To do this, I created the following function and put it in my theme’s functions.php file. Note that I’m using a straight SQL query, which means this is not guaranteed to work in future versions of WordPress (the WP coders do a good job of maintaining a consistent programming API across versions, but they do change the database sometimes).
function get_top_category_posts ($term_ids) { global $wpdb; $top_3 = ''; $results = $wpdb->get_results("select ID, post_title, post_date from wp_posts p inner join wp_term_relationships r on p.ID = r.object_id inner join wp_term_taxonomy t on t.term_taxonomy_id = r.term_taxonomy_id where t.term_id in ($term_ids) and p.post_type = 'post' order by post_date desc limit 3", ARRAY_A); foreach ($results as $result) { $top_3 .= "<li>" . date("M d", strtotime($result['post_date'])) . " - " . '<a href="' . get_permalink($result['ID']) . '">' . $result['post_title'] . "</a></li>\n"; } return $top_3; }
I then call it like this from my custom home page (where I’m not using The Loop at all):
<ul> <?php echo get_top_category_posts('6,12,89,90,98,105,106,115'); ?> </ul>
I’m passing the IDs for the categories I want. The easiest way to get a category ID is to go to its edit screen and note the cat_ID in the URL. This works for tag IDs also.

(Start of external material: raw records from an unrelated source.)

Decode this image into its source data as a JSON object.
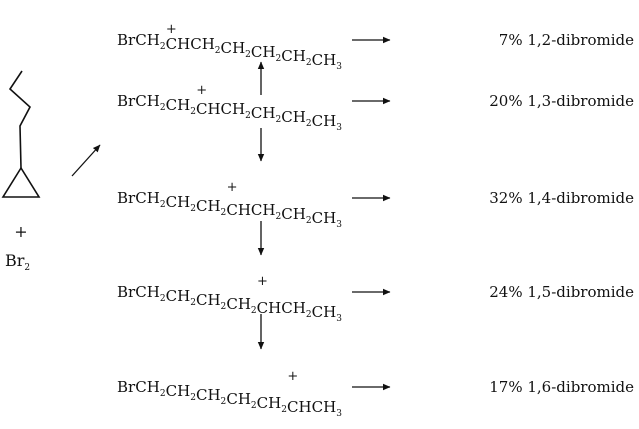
{
  "reagents": {
    "plus": "+",
    "bromine": {
      "text": "Br",
      "subscript": "2"
    }
  },
  "rows": [
    {
      "cation": {
        "segments": [
          [
            "Br",
            ""
          ],
          [
            "CH",
            "2"
          ],
          [
            "CHCH",
            "2"
          ],
          [
            "CH",
            "2"
          ],
          [
            "CH",
            "2"
          ],
          [
            "CH",
            "2"
          ],
          [
            "CH",
            "3"
          ]
        ],
        "charged_segment": 2
      },
      "product": "7% 1,2-dibromide"
    },
    {
      "cation": {
        "segments": [
          [
            "Br",
            ""
          ],
          [
            "CH",
            "2"
          ],
          [
            "CH",
            "2"
          ],
          [
            "CHCH",
            "2"
          ],
          [
            "CH",
            "2"
          ],
          [
            "CH",
            "2"
          ],
          [
            "CH",
            "3"
          ]
        ],
        "charged_segment": 3
      },
      "product": "20% 1,3-dibromide"
    },
    {
      "cation": {
        "segments": [
          [
            "Br",
            ""
          ],
          [
            "CH",
            "2"
          ],
          [
            "CH",
            "2"
          ],
          [
            "CH",
            "2"
          ],
          [
            "CHCH",
            "2"
          ],
          [
            "CH",
            "2"
          ],
          [
            "CH",
            "3"
          ]
        ],
        "charged_segment": 4
      },
      "product": "32% 1,4-dibromide"
    },
    {
      "cation": {
        "segments": [
          [
            "Br",
            ""
          ],
          [
            "CH",
            "2"
          ],
          [
            "CH",
            "2"
          ],
          [
            "CH",
            "2"
          ],
          [
            "CH",
            "2"
          ],
          [
            "CHCH",
            "2"
          ],
          [
            "CH",
            "3"
          ]
        ],
        "charged_segment": 5
      },
      "product": "24% 1,5-dibromide"
    },
    {
      "cation": {
        "segments": [
          [
            "Br",
            ""
          ],
          [
            "CH",
            "2"
          ],
          [
            "CH",
            "2"
          ],
          [
            "CH",
            "2"
          ],
          [
            "CH",
            "2"
          ],
          [
            "CH",
            "2"
          ],
          [
            "CHCH",
            "3"
          ]
        ],
        "charged_segment": 6
      },
      "product": "17% 1,6-dibromide"
    }
  ],
  "charge_symbol": "+"
}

There are 3 database tables involved in the query: wp_posts contains your posts, wp_term_taxonomy contains the term IDs for categories (and tags), and wp_term_relationships connects the posts to their categories. Note that a cat_ID or tag_ID you see in an edit screen URL is actually called a term_id within the database. In this case I’m only retrieving the date and title of each post, but you could retrieve the entire post if you want (see the description of the wp_posts table).

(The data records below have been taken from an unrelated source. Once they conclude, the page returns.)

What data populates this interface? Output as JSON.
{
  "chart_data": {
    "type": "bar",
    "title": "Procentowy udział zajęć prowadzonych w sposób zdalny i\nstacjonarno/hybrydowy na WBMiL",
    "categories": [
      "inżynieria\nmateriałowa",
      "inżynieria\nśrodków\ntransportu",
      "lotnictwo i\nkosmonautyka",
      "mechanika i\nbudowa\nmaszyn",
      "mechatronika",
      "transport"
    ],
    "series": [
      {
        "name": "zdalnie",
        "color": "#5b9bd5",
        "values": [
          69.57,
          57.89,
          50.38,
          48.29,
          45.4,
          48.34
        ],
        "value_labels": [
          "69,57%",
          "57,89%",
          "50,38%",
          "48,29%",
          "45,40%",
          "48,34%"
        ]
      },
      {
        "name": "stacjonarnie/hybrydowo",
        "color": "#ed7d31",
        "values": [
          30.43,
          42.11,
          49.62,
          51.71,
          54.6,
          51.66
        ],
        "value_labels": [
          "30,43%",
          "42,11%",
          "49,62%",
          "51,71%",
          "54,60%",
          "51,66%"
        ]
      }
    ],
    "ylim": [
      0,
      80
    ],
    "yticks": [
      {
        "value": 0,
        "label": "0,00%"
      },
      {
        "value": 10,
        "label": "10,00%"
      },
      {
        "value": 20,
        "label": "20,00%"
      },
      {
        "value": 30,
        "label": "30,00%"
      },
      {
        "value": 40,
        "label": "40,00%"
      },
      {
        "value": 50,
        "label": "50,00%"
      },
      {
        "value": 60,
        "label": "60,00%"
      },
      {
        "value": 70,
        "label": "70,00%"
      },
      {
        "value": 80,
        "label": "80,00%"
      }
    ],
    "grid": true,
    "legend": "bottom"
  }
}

If you want to simplify the query to improve performance, you can eliminate one of the table joins if you manually look up the term_taxonomy_id that corresponds to each category’s term_id, and pass those instead:
select ID, post_title, post_date from wp_posts inner join wp_term_relationships on ID = object_id where term_taxonomy_id in ($taxonomy_ids) and post_type = 'post' order by post_date desc limit 3
The downside of doing this is that every time you add a new category or tag, you’ll have to go into your database and look up its term_taxonomy_id. So I don’t recommend doing it this way unless you’re comfortable poking around in mySQL.